Mortgage borrowers were handed yet cheaper rates last week after a loan costing 1.14pc was launched by Yorkshire Building Society.
The interest is the cheapest on the market for a two-year fix. It edges rates closer to the all-time low for this type of deal – 1.05pc from the Post Office seen in August.
Borrowers need a 35pc deposit to get the Yorkshire mortgage and must pay a £1,345 fee. That charge, combined with the need to pay valuation and legal fees, mean other deals with higher rates could work out cheaper.
Norwich & Peterborough Building Society currently offers a comparable loan at 1.49pc with a fee of £195 which may cost less, depending on the sum borrowed.
Mortgage rates have been falling across the board. While some predict house price falls thanks to government changes that may reduce demand from buy-to-let landlords, prices have continued to rise thanks to the lower borrowing costs.
Market expectation for the first rise in Bank Rate
Photo: Capital Economics / Datastream
Rachel Springall, from financial researcher Moneyfacts, said: “The market rates for the lenders have been falling so I don’t think this the end of mortgage price falls. Everyone is watching for a turn in rates.”
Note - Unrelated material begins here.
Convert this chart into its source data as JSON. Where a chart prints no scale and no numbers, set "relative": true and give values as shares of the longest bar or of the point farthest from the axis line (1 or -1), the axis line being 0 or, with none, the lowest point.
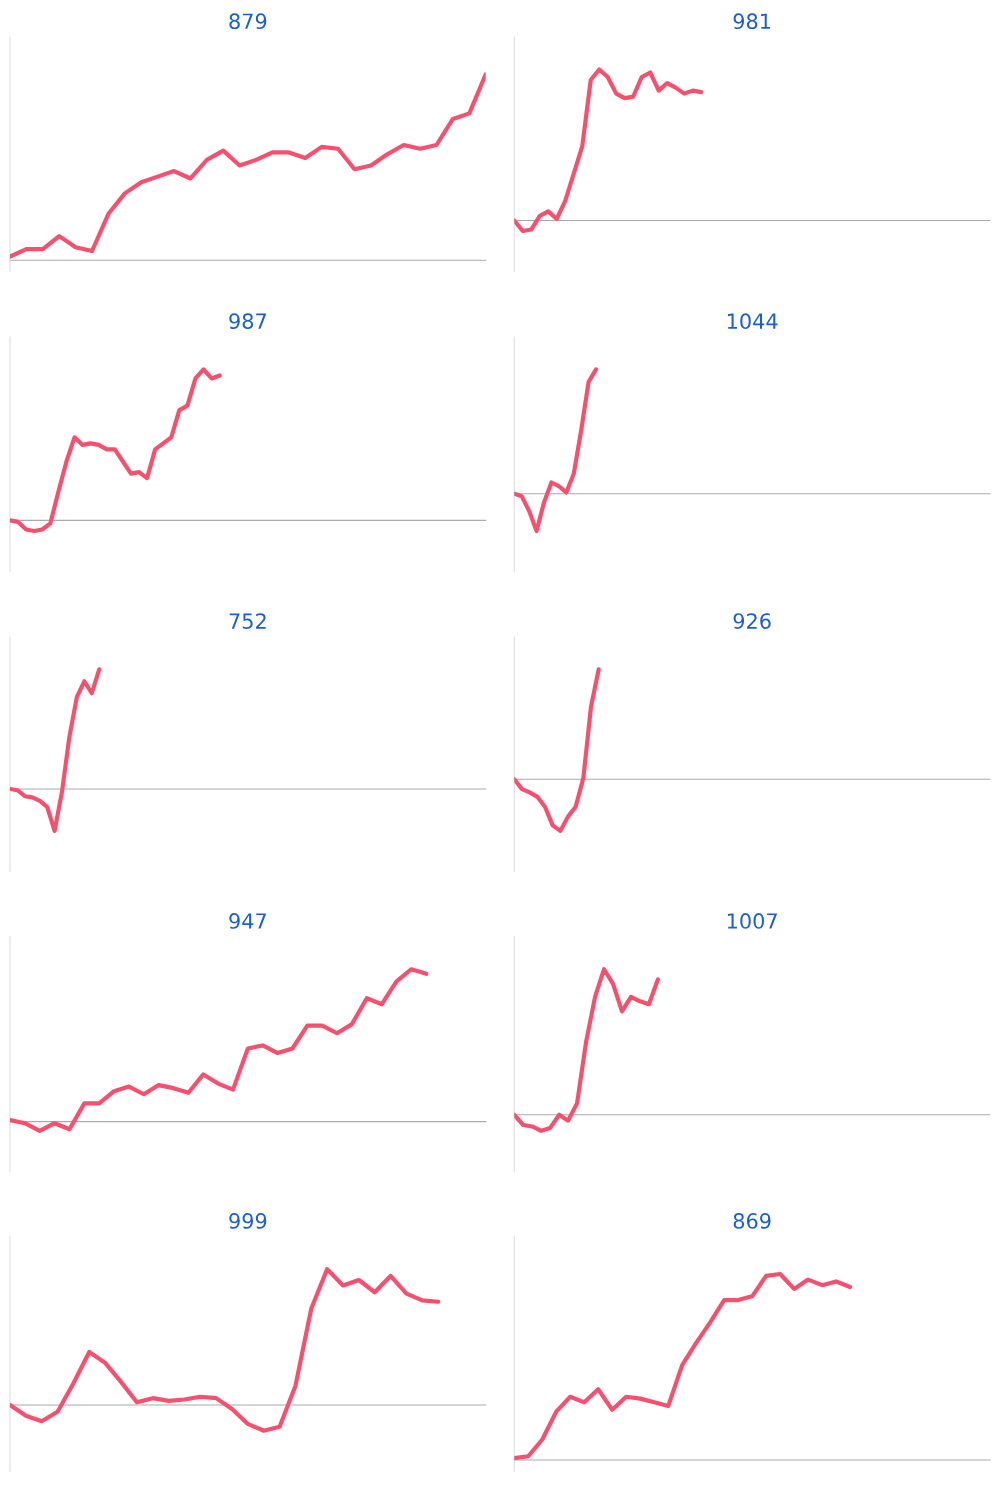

Lenders base their prices on the money markets, which are influenced by gilt prices and expectations of when interest rates may rise. Recent economic weakness has pushed forecasts of a rise further away.
Money markets imply that the first increase will come in August 2019, following dramatic movements in the market in the past few weeks.
A year ago, a rate rise was considered likely by the end of 2015. Now markets are pricing in a 50pc chance of a rate cut this year.